Submitted to: Weed Science
Publication Type: Peer Reviewed Journal
Publication Acceptance Date: 4/19/2000
Publication Date: 9/1/2000
Citation: Dieleman, J.A., Mortensen, D.A., Buhler, D.D., Cambardella, C.A., Moorman, T.B. 2000. Identifying associations among site properties and weed species abundance. Part I. Multivariate analysis. Weed Science. 48:567-575.

Interpretive Summary: Weed populations within crop production fields are often very patchy. Patchiness in weed populations is not well understood, but appears to result from many factors. Many soil properties vary within fields and affect weed infestations through their influence on herbicide effectiveness and the population biology of weeds. Patchiness in weed populations has been largely ignored in designing management strategies. Most research on the interaction of weeds with other aspects of the cropping system has assumed that weeds are uniformly distributed in fields. On the contrary, recent studies show that weeds occur in patches that often contain several weed species. The objective of our research was to demonstrate how a statistical analysis procedure called canonical correlation analysis could be used to identify associations between soil properties and weed abundance within an agricultural field. This analysis identified several relationships between soil properties and weed abundance. For example, specific associations of topography and soil texture with weed presence were defined. Many of the associations were consistent over years, indicating that soil properties influence weed populations. While some consistent relationships were identified, differences in production practices and weather influenced the results from year to year. The ultimate result of this research will be a series of soil parameters that will predict the type of weed population that will occur on a particular soil. This will be useful to crop consultants and farmers as they design site-specific weed management systems. This knowledge will also provide a basis for future research on the impacts of soil properties on weed populations and for management systems that discourage weed development.

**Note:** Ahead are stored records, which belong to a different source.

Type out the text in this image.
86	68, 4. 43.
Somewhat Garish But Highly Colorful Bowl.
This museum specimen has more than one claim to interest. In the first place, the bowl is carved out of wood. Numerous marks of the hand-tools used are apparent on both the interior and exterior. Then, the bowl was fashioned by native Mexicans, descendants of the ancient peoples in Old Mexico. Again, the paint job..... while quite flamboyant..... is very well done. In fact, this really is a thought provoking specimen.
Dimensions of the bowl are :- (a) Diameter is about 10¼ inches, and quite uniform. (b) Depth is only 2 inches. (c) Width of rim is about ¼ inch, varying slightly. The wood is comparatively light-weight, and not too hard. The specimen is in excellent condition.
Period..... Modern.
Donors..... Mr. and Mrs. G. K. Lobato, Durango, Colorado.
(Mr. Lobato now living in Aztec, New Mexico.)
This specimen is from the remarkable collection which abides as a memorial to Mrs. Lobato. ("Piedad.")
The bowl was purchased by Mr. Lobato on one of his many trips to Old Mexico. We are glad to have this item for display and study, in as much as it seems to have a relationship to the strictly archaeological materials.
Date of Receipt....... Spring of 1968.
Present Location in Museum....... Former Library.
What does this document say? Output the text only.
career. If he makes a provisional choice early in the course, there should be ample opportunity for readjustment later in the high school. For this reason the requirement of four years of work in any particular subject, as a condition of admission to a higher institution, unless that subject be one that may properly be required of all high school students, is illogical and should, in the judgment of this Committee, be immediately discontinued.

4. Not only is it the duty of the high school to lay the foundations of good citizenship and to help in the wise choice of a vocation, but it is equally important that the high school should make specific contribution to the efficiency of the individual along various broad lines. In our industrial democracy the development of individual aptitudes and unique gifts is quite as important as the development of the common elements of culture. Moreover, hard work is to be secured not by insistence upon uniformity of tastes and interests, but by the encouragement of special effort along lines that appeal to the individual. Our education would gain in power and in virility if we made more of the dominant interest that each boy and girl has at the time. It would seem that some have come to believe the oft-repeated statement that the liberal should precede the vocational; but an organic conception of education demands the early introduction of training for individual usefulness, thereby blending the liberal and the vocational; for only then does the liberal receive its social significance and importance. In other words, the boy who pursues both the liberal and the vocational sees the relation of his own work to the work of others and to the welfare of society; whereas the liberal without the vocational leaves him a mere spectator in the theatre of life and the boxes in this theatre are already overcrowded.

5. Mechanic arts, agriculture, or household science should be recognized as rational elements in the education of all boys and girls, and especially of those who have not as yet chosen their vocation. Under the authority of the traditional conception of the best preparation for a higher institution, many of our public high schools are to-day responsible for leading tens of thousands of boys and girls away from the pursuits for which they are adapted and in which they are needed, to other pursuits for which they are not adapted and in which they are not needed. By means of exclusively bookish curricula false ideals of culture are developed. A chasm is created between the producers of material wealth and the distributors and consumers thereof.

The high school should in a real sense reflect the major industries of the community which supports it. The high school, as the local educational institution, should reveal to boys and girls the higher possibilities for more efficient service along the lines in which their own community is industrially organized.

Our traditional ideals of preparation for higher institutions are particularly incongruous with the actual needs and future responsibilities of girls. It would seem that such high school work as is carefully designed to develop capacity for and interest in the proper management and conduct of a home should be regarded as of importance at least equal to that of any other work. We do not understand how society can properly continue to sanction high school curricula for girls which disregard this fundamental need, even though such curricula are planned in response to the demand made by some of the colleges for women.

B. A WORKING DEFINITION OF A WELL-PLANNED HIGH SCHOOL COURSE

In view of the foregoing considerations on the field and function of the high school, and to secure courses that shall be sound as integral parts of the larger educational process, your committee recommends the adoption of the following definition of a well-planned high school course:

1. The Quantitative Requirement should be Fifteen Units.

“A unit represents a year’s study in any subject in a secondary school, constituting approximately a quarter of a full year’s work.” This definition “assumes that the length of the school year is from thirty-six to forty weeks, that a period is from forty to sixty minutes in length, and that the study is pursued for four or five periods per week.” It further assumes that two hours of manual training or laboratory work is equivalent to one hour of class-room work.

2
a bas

Technical Abstract: Site properties and weed species abundance are known to vary spatially across fields. The extent to which they co-vary is not well understood. The objective of this research was to demonstrate how canonical correlation analysis could be used to identify associations among site properties and weed species abundance within an agricultural field. A farmer-managed field rotated between corn and soybean in Boone County, IA was grid-sample for site properties in 1992 and for weed species abundance between 1994 and 1997. Twelve site properties were considered in relation to five weed species that were identified and counted after all weed control operations were completed. Weed species abundance was spatially variable such that most weeds were found in patches while much of the field was weed-free. Canonical correlation analysis identified one to four significant correlations between linear combinations of properties and weed species abundance. The first and second pairs of linear combinations explained th majority of variation in the data and were used to identify associations among site properties and weed species abundance. In years with corn, the first pair of linear combinations described an association between herbicide activity and weed presence while the second described topography and soil texture associations with weed presence. In years with soybean, the association described a link between soil texture and presence of annual grasses and swamp smartweed. Several consistent associations were identified across years indicating that site properties influence weed species abundance. However, variations in the associations were attributed to differences in agronomic and weed management practices for each crop, as well as stochastic environmental variation from year to year.